Jim Smoak (born July 7, 1934[1]) is an American bluegrass and country music banjo player from Louisiana. Smoak may be the first bluegrass banjoist to have come from that state.[2]
Smoak was born and raised on a farm in Round O, South Carolina and learned banjo playing from his parents.[3] He performed on WROL radio when he was eighteen years old.[3] Smoak had a difficult time establishing an audience in his home state, so he moved north in the 1950s. Through 1953, he played occasionally with Bill Monroe & His Bluegrass Boys; the following year, he became a permanent member of the band. Smoak joined Hylo Brown & the Timberliners in 1958, and later began to perform with Arthur Smith and the Cracker Jacks on radio stations WAFB in Baton Rouge, Louisiana and WBT in Charlotte, North Carolina.[3]

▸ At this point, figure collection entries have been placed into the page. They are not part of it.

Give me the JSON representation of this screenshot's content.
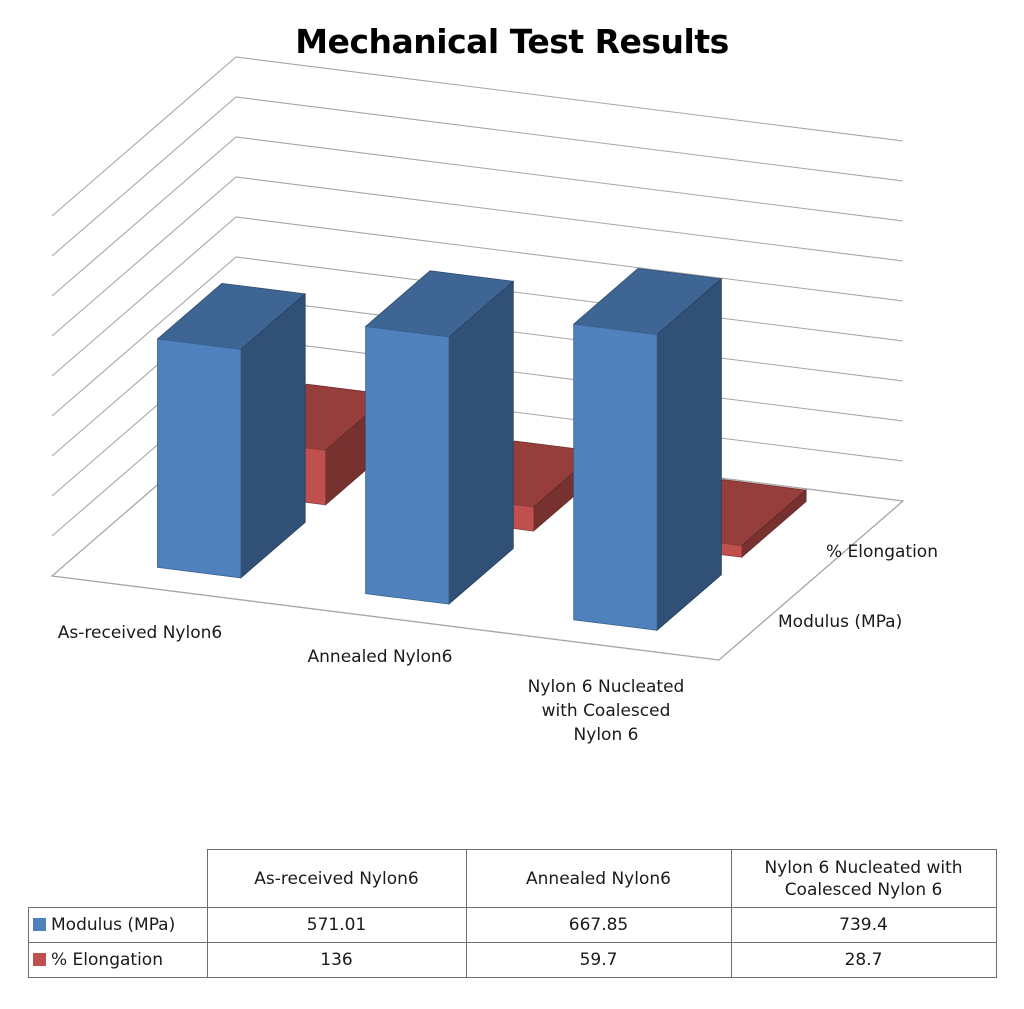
{
  "chart_data": {
    "type": "bar",
    "title": "Mechanical Test Results",
    "categories": [
      "As-received Nylon6",
      "Annealed Nylon6",
      "Nylon 6 Nucleated with Coalesced Nylon 6"
    ],
    "axis_categories": [
      "As-received Nylon6",
      "Annealed Nylon6",
      "Nylon 6 Nucleated\nwith Coalesced\nNylon 6"
    ],
    "table_headers": [
      "As-received Nylon6",
      "Annealed Nylon6",
      "Nylon 6 Nucleated with\nCoalesced Nylon 6"
    ],
    "series": [
      {
        "name": "Modulus (MPa)",
        "values": [
          571.01,
          667.85,
          739.4
        ],
        "color": "#4f81bd"
      },
      {
        "name": "% Elongation",
        "values": [
          136,
          59.7,
          28.7
        ],
        "color": "#c0504d"
      }
    ],
    "depth_labels": [
      "% Elongation",
      "Modulus (MPa)"
    ],
    "ylim": [
      0,
      900
    ],
    "grid": true,
    "chart_style": "3d-column",
    "data_table": true,
    "legend": "in-data-table"
  }
}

In 1961 he recorded with The Louisiana Honeydrippers the album Bayou Bluegrass on Arhoolie Records.That same year he went solo, recording for the tiny Folk Lyric label.[3]
Smoak played both bluegrass and country music in the 1960s, and in the 1970s, he published three praised banjo instruction books, some of the first to include standard musical notation and tablature.[2] Smoak recorded Moonshine Sonata, a solo album with Blue River Records, in 1979.